FOOTBALL: FC United reject TV request to move FA Cup tie

FOOTBALL: FC United reject TV request to move FA Cup tie

FC United of Manchester have rejected a request from the BBC to reschedule their upcoming FA Cup tie because football "is not a TV game show".

The National League North club were asked to move their fourth qualifying round tie against Sporting Khalsa.

The BBC's request came part of their 'Mobile Match of the Day' concept, which hopes to involve presenters and pundits talking with fans, managers and even substitutes on the bench watching their side in action.

But the club, which was founded in 2005 following the Glazers' takeover of Manchester United, has rejected the approach with a strongly worded statement on it's website.

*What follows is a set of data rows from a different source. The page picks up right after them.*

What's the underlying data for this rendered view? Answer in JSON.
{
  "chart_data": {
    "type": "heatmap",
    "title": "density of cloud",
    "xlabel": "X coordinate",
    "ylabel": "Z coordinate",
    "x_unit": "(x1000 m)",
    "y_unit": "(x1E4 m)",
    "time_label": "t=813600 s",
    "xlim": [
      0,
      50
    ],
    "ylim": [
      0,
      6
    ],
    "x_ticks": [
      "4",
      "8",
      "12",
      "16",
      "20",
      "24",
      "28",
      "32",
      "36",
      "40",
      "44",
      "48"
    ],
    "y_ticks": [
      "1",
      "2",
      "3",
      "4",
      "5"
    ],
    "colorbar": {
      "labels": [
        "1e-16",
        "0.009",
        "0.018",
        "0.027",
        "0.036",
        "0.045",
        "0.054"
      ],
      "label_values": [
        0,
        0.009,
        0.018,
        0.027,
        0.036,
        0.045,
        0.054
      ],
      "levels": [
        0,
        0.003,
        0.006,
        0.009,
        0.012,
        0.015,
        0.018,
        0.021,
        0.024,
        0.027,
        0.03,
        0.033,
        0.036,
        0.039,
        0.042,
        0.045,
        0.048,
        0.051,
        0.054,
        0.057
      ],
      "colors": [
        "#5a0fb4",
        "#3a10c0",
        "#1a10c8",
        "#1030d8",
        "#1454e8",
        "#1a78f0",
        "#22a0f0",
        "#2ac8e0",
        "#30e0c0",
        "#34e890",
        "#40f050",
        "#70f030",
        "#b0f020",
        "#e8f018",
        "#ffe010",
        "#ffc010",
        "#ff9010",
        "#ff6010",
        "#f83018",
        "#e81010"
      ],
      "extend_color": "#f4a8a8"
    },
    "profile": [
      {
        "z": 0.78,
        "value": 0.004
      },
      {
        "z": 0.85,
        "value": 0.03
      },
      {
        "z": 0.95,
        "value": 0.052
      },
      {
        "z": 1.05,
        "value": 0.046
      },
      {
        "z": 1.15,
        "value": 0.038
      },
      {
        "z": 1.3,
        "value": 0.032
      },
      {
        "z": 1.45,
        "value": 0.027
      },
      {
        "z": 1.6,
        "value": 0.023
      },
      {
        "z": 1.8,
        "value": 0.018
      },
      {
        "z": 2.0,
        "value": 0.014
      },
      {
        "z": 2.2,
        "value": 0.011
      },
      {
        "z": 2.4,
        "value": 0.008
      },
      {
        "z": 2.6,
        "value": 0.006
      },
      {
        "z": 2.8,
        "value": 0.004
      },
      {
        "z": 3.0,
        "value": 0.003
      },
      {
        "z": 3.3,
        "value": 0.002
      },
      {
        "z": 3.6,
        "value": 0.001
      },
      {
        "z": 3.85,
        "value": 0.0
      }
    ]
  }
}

"The FC United Board thought fans would like to share our frustration and bemusement at the request we received from the BBC, via the FA, to move the kick off time of our FA Cup game against Sporting Khalsa to enable a “brand new BBC Mobile Match of The Day Live experience”.

"This latest idea included disruption to the pre-match preparations of club volunteers and the competing teams, interruptions to substitutes warming up and interference with the team managers’ match management.

FC United of Manchester fans during the friendly match between FC United Of Manchester and Benfica at Broadhurst Park. (Photo by Dave Thompson/Getty Images)
FC United of Manchester fans during the friendly match between FC United Of Manchester and Benfica at Broadhurst Park. (Photo by Dave Thompson/Getty Images)

"Match-going supporters should not have to be inconvenienced for the benefit of those who rarely, if at all, attend matches. 

"FC United is not intrinsically opposed to the re-arrangement of a fixture time, provided that it meets with the approval of and benefits the respective clubs and their supporters.

"The FA, as the governing body of football in this country, appear to be encouraging ways to cash in on the fans’ experience whilst treating the supporters as the least important commodity in the game.

"It does not reflect well on the custodians of our game that they would devalue the sporting integrity of their flagship competition by encouraging TV presenters to interfere with those in the dugouts or changing rooms when they are working to produce the best competitive elements of the game.

"TV exposure and the revenue it generates are important to football. However, we believe that the balance has swung way too far in favour of the TV companies - and too far away from the match-going, admission paying, regularly attending football supporter.